Not really much to report after last nights’ game 1 Nuggets win. Martin, Strus and Robinson had horrible horriible shooting nights. I doubt those three have ever shot anywhere near that poorly in any game. 2-23!!
Really nothing else to discuss other than that the Nuggets looked exactly the same: consistent and ready for a championship that is likely their’s for the taking. At least 3 more games to play though. Big one on Sunday!
And Jimmy Buckets looked way out of rhythm. I don’t know if this was more because of the Denver D or just a bad shooting night for the Heat. Reportedly, Herro may return in game 2, but I don’t think it matters. I can’t see the Heat winning this series.
Couple more coaching hires, both involving the Suns, sort of. First, the Pistons have hired former Suns coach Monty Williams on a 6-year, $78 million contract, i.e., $13 million a year, the biggest contract ever for a coach. Pretty astounding given that he’s never coached a team to the title. I wonder if Williams was meh on the Pistons and they had to overpay him to get him to go there. Unfortunately for the NBA, this sets a new bar for coach’s contracts.

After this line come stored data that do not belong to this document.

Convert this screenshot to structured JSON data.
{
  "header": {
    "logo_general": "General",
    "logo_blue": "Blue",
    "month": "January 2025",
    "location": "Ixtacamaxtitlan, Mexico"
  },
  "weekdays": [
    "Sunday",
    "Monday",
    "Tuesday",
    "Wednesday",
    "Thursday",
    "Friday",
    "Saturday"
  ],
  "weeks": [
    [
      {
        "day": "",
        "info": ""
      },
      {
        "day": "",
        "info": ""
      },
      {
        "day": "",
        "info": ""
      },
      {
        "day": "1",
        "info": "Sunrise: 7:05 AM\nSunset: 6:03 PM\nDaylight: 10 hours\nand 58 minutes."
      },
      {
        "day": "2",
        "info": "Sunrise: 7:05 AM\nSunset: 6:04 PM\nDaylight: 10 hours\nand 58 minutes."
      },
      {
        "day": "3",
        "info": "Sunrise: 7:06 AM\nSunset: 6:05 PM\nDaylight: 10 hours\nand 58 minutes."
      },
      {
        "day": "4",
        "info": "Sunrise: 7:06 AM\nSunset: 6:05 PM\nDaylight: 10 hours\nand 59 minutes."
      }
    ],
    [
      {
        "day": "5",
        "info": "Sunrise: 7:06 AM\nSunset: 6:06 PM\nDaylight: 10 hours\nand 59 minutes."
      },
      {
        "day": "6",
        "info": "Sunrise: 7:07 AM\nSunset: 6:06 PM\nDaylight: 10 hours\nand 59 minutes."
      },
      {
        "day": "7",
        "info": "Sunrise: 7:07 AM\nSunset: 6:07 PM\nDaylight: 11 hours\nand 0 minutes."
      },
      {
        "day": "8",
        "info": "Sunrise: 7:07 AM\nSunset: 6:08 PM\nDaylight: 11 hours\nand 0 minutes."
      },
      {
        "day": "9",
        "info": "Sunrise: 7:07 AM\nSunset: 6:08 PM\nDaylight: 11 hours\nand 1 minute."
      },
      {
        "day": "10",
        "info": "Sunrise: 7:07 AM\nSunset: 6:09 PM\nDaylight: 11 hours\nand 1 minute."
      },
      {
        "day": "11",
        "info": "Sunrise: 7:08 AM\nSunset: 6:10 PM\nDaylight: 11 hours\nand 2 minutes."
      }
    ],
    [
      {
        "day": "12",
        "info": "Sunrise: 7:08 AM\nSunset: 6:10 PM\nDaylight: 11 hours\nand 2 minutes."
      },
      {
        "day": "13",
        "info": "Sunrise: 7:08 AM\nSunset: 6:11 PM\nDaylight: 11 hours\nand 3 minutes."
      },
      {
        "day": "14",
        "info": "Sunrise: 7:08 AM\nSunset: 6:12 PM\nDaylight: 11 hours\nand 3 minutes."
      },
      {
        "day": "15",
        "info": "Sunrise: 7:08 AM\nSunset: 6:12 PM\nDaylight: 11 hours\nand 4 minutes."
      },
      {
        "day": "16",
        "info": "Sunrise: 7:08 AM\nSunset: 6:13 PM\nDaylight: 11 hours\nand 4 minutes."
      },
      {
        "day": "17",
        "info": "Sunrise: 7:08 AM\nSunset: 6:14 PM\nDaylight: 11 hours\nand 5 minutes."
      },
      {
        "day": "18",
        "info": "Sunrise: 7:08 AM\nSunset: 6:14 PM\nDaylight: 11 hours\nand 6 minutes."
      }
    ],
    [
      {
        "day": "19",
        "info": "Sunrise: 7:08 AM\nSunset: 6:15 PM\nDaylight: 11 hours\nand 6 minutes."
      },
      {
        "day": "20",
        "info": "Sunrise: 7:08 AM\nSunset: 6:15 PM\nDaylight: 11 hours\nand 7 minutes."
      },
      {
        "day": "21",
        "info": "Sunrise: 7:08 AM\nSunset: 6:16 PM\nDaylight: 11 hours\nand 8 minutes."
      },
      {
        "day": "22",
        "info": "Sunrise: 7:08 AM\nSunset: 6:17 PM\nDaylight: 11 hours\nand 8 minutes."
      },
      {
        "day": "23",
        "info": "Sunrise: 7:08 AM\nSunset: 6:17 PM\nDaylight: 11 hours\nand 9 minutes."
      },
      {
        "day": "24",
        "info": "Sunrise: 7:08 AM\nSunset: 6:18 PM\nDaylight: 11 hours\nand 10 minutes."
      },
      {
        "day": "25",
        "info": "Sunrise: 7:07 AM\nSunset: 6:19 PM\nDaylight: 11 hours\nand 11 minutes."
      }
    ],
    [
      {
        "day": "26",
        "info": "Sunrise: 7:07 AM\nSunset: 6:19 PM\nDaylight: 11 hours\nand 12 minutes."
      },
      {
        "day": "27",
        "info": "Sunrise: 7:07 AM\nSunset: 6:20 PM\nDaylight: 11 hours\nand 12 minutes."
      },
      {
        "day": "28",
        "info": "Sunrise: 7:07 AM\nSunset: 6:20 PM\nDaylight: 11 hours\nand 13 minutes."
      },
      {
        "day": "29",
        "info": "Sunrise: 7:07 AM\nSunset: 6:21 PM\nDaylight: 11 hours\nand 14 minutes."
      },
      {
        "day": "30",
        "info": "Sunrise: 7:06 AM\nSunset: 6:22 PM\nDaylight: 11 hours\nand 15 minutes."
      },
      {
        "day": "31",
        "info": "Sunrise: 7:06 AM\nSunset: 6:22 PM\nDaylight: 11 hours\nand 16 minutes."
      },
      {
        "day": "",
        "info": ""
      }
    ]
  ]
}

As for the Suns themselves, they’ve reportedly settled on former Lakers’ coach Frank Vogel as their new head coach. I don’t think it’s finalized yet with contract details still being worked out. I wonder if Williams’ contract has sent Vogel’s contract demands up. I don’t like this choice for the Suns. Even though Vogel won a title with the Lakers, I always thought he lucked into that and it didn’t seem to me like he could stand up to his superstars. So, don’t know how he will handle KD, Book, and CP3. I feel like this is the wrong choice for the Suns.
Maybe, but at least 10 times better than Williams
Actually I like the hire, and the only available coach I’d like as much or better is D’Antoni. The reason is that the Suns need connections across the league. Monty might have had connections, but he had to go: too unimaginative and too safe to be effective as the coach of a contending team. The Suns need someone who knows other teams and players so they can do some good analysis of who might be appropriate replacements for Ayton. Assuming Ayton is traded. If he isn’t then to hell with the Ishbia and the Suns. They’ll never win with Ayton while KD is still playing unless it’s 4 years from now and KD is coming off the bench.
Suns need a vet and some young studs. Mostly they need the kind of teamwork that Miami has shown. Okogie and Craig are good guys for that but the Suns need more talent and size and scoring than those two can give them.